As reported by Tyler Greenwalt of Yahoo! Sports, citing Cleveland's ABC affiliate WEWS, the stadium grounds crew found tire tread marks in the shape of circles spanning almost half of the western side of the field. FirstEnergy Stadium uses Kentucky Bluegrass rather than synthetic turf.

“We are aware of the incident that occurred early Tuesday morning at FirstEnergy Stadium and have provided the Cleveland Division of Police with all relevant information," the Browns said in a statement. "Based on our internal evaluation, there was some superficial damage to the playing field that our grounds maintenance team is currently working to repair. We take great pride in the strong reviews and reputation of our stadium’s playing surface, have been in touch with the NFL on the matter and are confident after repair our field will be ready for Sunday’s game vs. the Tampa Buccaneers.”

Field maintenance experts who spoke with WESW said the short timeline could pose problems for potential repairs because the grounds crew will likely fill in any deep ruts with thick clay-based topsoil. The soil will then need to be packed tightly to prevent sinking. The crew cannot use regular sod for repairs because that would require a minimum of two weeks to fully root, Yahoo! Sports reported.

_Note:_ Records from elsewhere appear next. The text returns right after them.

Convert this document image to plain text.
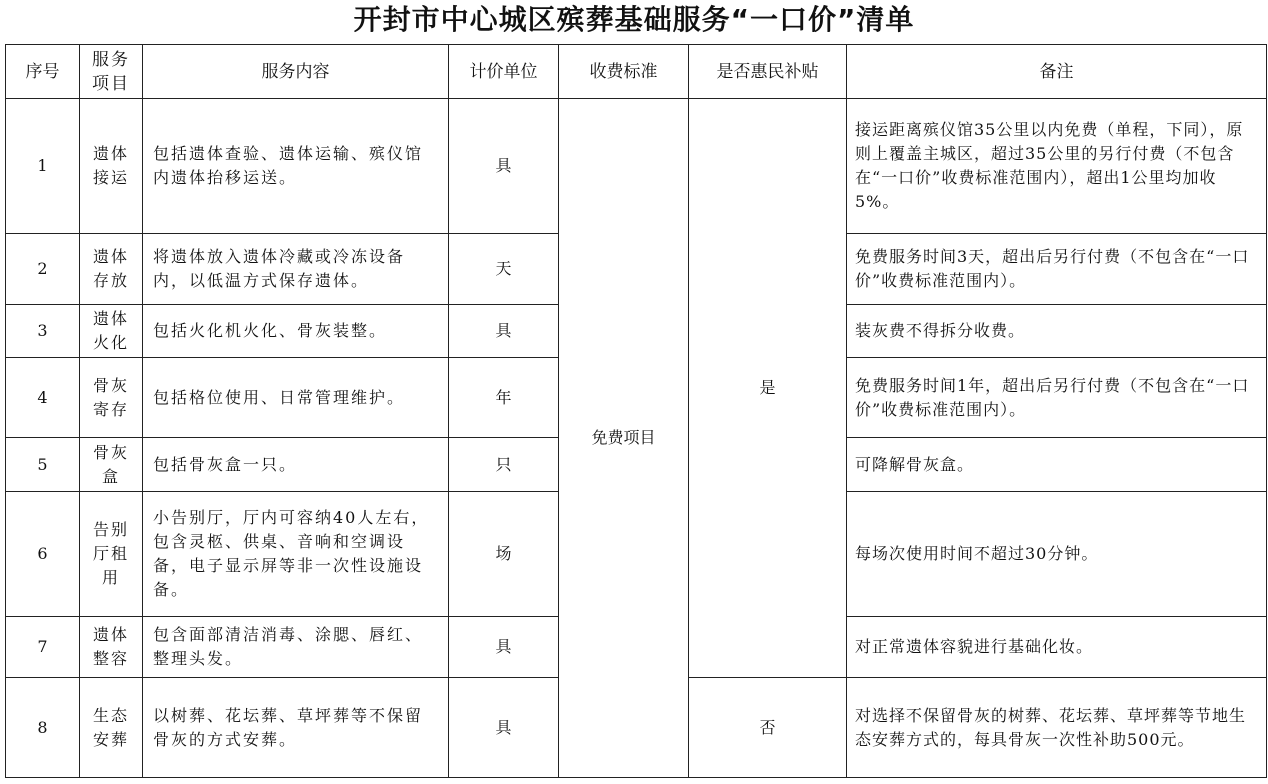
开封市中心城区殡葬基础服务“一口价”清单
序号	服务项目	服务内容	计价单位	收费标准	是否惠民补贴	备注
1	遗体接运	包括遗体查验、遗体运输、殡仪馆内遗体抬移运送。	具	免费项目	是	接运距离殡仪馆35公里以内免费（单程，下同），原则上覆盖主城区，超过35公里的另行付费（不包含在“一口价”收费标准范围内），超出1公里均加收5%。
2	遗体存放	将遗体放入遗体冷藏或冷冻设备内，以低温方式保存遗体。	天			免费服务时间3天，超出后另行付费（不包含在“一口价”收费标准范围内）。
3	遗体火化	包括火化机火化、骨灰装整。	具			装灰费不得拆分收费。
4	骨灰寄存	包括格位使用、日常管理维护。	年			免费服务时间1年，超出后另行付费（不包含在“一口价”收费标准范围内）。
5	骨灰盒	包括骨灰盒一只。	只			可降解骨灰盒。
6	告别厅租用	小告别厅，厅内可容纳40人左右，包含灵柩、供桌、音响和空调设备，电子显示屏等非一次性设施设备。	场			每场次使用时间不超过30分钟。
7	遗体整容	包含面部清洁消毒、涂腮、唇红、整理头发。	具			对正常遗体容貌进行基础化妆。
8	生态安葬	以树葬、花坛葬、草坪葬等不保留骨灰的方式安葬。	具		否	对选择不保留骨灰的树葬、花坛葬、草坪葬等节地生态安葬方式的，每具骨灰一次性补助500元。
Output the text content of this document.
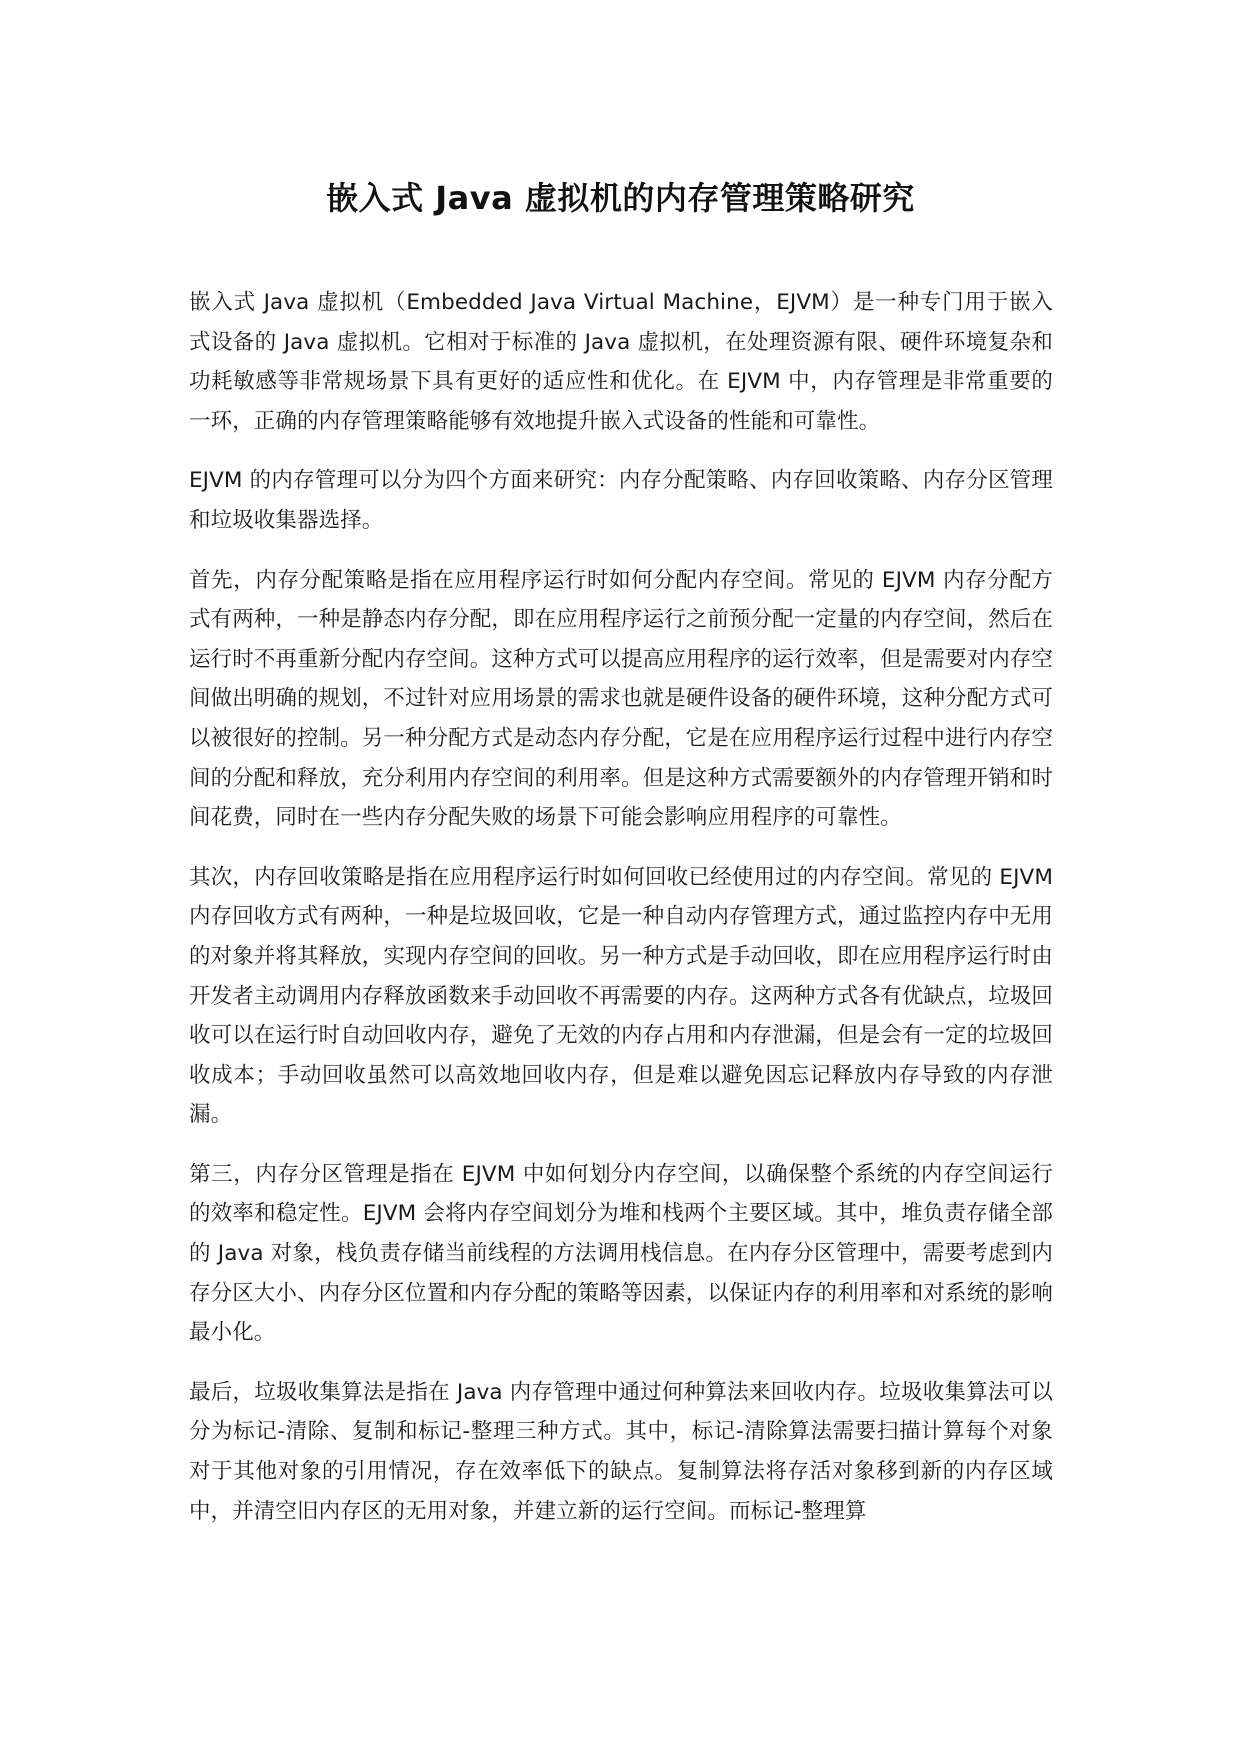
嵌入式 Java 虚拟机的内存管理策略研究

嵌入式 Java 虚拟机（Embedded Java Virtual Machine，EJVM）是一种专门用于嵌入式设备的 Java 虚拟机。它相对于标准的 Java 虚拟机，在处理资源有限、硬件环境复杂和功耗敏感等非常规场景下具有更好的适应性和优化。在 EJVM 中，内存管理是非常重要的一环，正确的内存管理策略能够有效地提升嵌入式设备的性能和可靠性。

EJVM 的内存管理可以分为四个方面来研究：内存分配策略、内存回收策略、内存分区管理和垃圾收集器选择。

首先，内存分配策略是指在应用程序运行时如何分配内存空间。常见的 EJVM 内存分配方式有两种，一种是静态内存分配，即在应用程序运行之前预分配一定量的内存空间，然后在运行时不再重新分配内存空间。这种方式可以提高应用程序的运行效率，但是需要对内存空间做出明确的规划，不过针对应用场景的需求也就是硬件设备的硬件环境，这种分配方式可以被很好的控制。另一种分配方式是动态内存分配，它是在应用程序运行过程中进行内存空间的分配和释放，充分利用内存空间的利用率。但是这种方式需要额外的内存管理开销和时间花费，同时在一些内存分配失败的场景下可能会影响应用程序的可靠性。

其次，内存回收策略是指在应用程序运行时如何回收已经使用过的内存空间。常见的 EJVM 内存回收方式有两种，一种是垃圾回收，它是一种自动内存管理方式，通过监控内存中无用的对象并将其释放，实现内存空间的回收。另一种方式是手动回收，即在应用程序运行时由开发者主动调用内存释放函数来手动回收不再需要的内存。这两种方式各有优缺点，垃圾回收可以在运行时自动回收内存，避免了无效的内存占用和内存泄漏，但是会有一定的垃圾回收成本；手动回收虽然可以高效地回收内存，但是难以避免因忘记释放内存导致的内存泄漏。

第三，内存分区管理是指在 EJVM 中如何划分内存空间，以确保整个系统的内存空间运行的效率和稳定性。EJVM 会将内存空间划分为堆和栈两个主要区域。其中，堆负责存储全部的 Java 对象，栈负责存储当前线程的方法调用栈信息。在内存分区管理中，需要考虑到内存分区大小、内存分区位置和内存分配的策略等因素，以保证内存的利用率和对系统的影响最小化。

最后，垃圾收集算法是指在 Java 内存管理中通过何种算法来回收内存。垃圾收集算法可以分为标记-清除、复制和标记-整理三种方式。其中，标记-清除算法需要扫描计算每个对象对于其他对象的引用情况，存在效率低下的缺点。复制算法将存活对象移到新的内存区域中，并清空旧内存区的无用对象，并建立新的运行空间。而标记-整理算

"Sod has a rooting-in period where the roots have to adhere to the soil so it actually sticks to the ground," Anthony Pagano of Sterner's Sod told WESW, according to Yahoo! Sports. "If you don’t give that the proper amount of time, you can go ahead and take that piece right up off the ground. It’s not going to adhere. It’s going to be a safety issue for the players."

Last week, the NFL Players Association raised concerns that certain types of synthetic turf could pose safety hazards.

Related: NFLPA Sounds Alarm on Safety Issues With Certain Playing Surfaces

According to Yahoo! Sports, MetLife Stadium, one of six on the NFLPA's list of venues with surface issues, has already announced that it will replace its field next season, though it will introduce a new synthetic turf versus natural grass.